How Big This Thing Really Is

What makes an AI bubble this big? Money floods into the sector based on promises of future profits, not actual earnings today. Stock prices shoot up way beyond what companies are actually worth. Everyone wants in because they think “this time is different.” This creates a dangerous situation where the whole economy depends on these inflated values staying high.

Same Story, Different Decade

The similarities to the dot-com crash are striking. Back then, companies frantically built fiber optic networks. Now, they’re building massive data centers. A Federal Reserve study shows the connection between 1990s telecom spending and today’s data center investment. Look at OpenAI’s $100 billion deal with Nvidia, followed by a $300 billion deal with Oracle. This kind of spending on computing power feels like history repeating itself.

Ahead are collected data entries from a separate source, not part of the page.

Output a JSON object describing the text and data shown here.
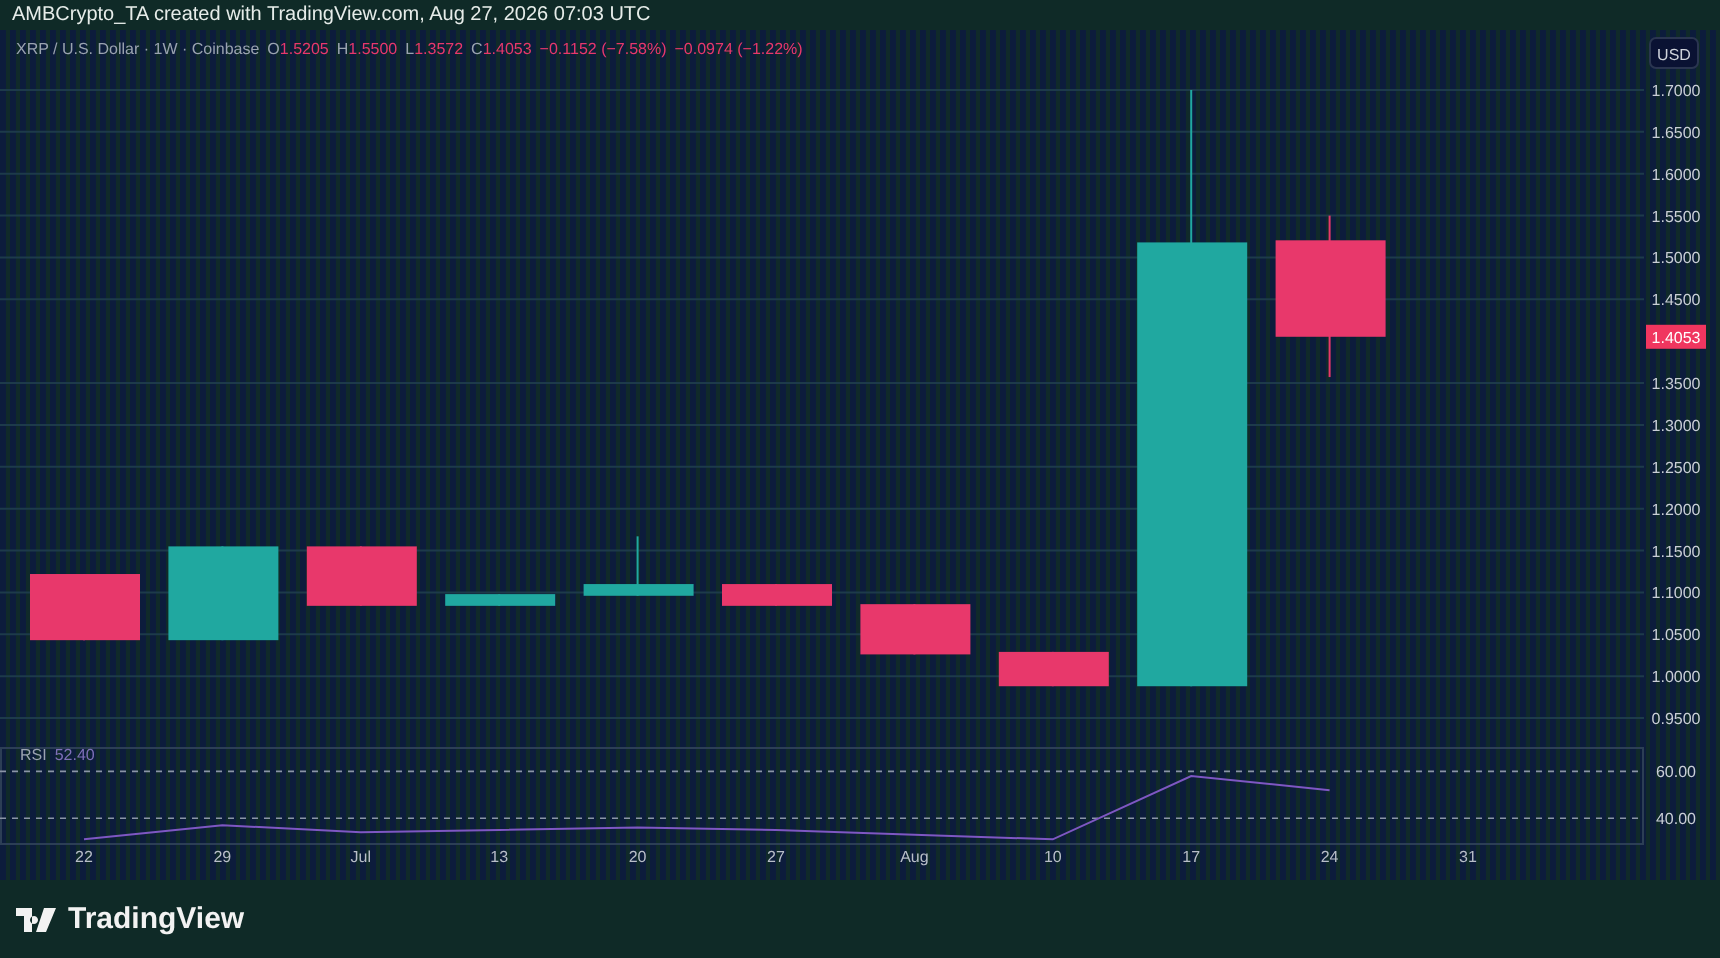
{
  "header": {
    "caption": "AMBCrypto_TA created with TradingView.com, Aug 27, 2026 07:03 UTC"
  },
  "price_chart": {
    "legend": {
      "symbol": "XRP / U.S. Dollar · 1W · Coinbase",
      "open": "O1.5205",
      "high": "H1.5500",
      "low": "L1.3572",
      "close": "C1.4053",
      "change": "−0.1152 (−7.58%)",
      "change_2": "−0.0974 (−1.22%)"
    },
    "currency": "USD",
    "last_price": "1.4053",
    "price_axis": [
      "1.7000",
      "1.6500",
      "1.6000",
      "1.5500",
      "1.5000",
      "1.4500",
      "1.3500",
      "1.3000",
      "1.2500",
      "1.2000",
      "1.1500",
      "1.1000",
      "1.0500",
      "1.0000",
      "0.9500"
    ]
  },
  "rsi": {
    "value": "52.40",
    "chart_data": {
      "type": "line",
      "x": [
        "22",
        "29",
        "Jul",
        "13",
        "20",
        "27",
        "Aug",
        "10",
        "17",
        "24",
        "31"
      ],
      "series": [
        {
          "name": "RSI",
          "color": "#7e57c2",
          "values": [
            31,
            37,
            34,
            35,
            36,
            35,
            33,
            31,
            58,
            52,
            null
          ]
        }
      ],
      "ylim": [
        29,
        70
      ],
      "yticks": [
        {
          "value": 60,
          "label": "60.00"
        },
        {
          "value": 40,
          "label": "40.00"
        }
      ],
      "grid": true
    }
  },
  "footer": {
    "brand": "TradingView"
  }
}
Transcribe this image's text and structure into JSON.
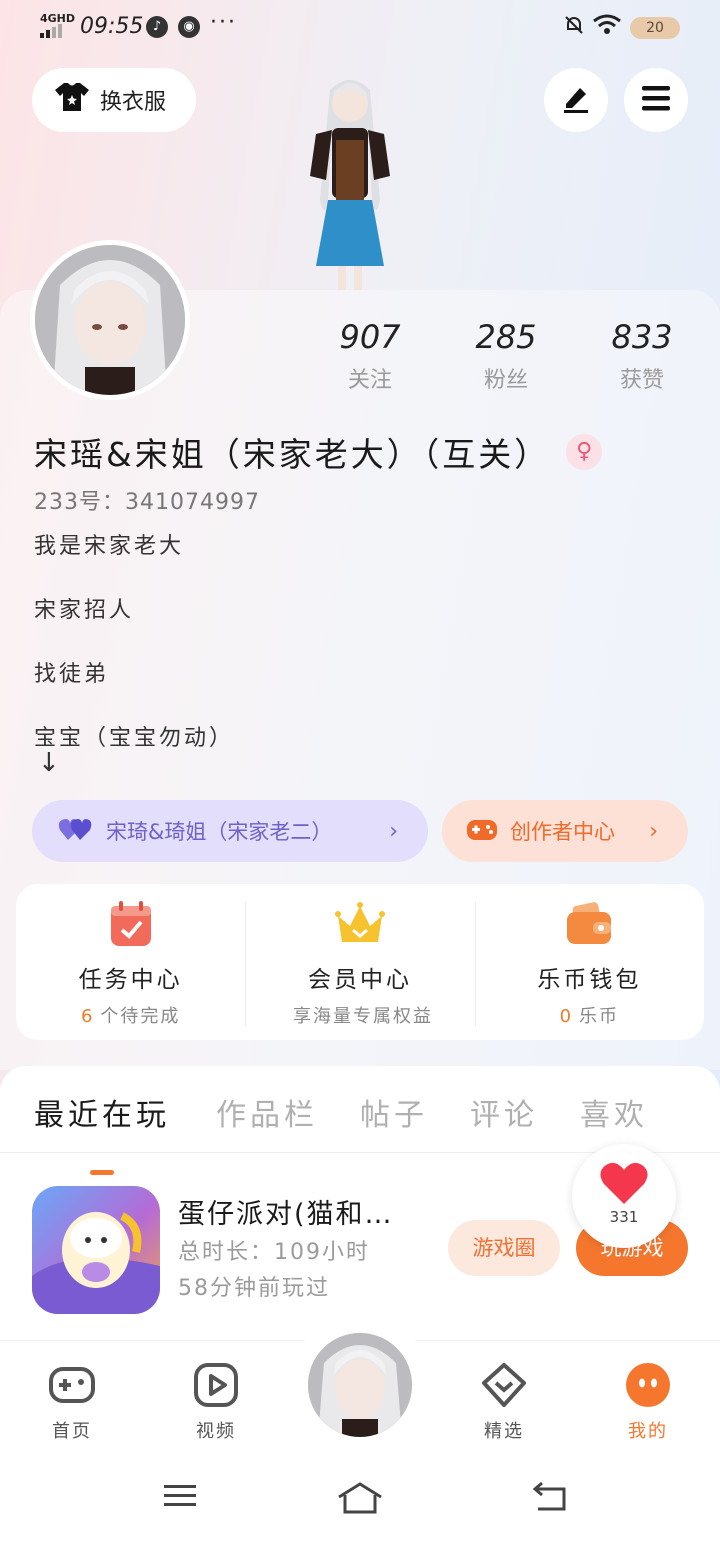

Some people disagree we’re heading for a crash. They say this is a real tech revolution with stronger companies than the dot-com era. But many financial experts worry about “circular financing” and Wall Street using weird metrics to justify high stock prices. These are the same warning signs from previous market crashes. It’s a pattern that keeps showing up before bubbles pop.

What Happens When It Pops

The warnings come from everywhere. Jamie Dimon worries about a major stock market crash. Global regulators say AI stocks look dangerously like dot-com bubble territory. Today’s economic conditions make things worse - higher interest rates and inflation mean less room for error if this bubble deflates.

The fallout could be huge. Investors would lose money, companies that over-invested in AI without clear profits could fail, and unemployment could spike across tech. The hidden costs of massive AI infrastructure in energy and water use already create problems. The question isn’t if this bubble will pop, but when and how bad it will be when reality hits the hype.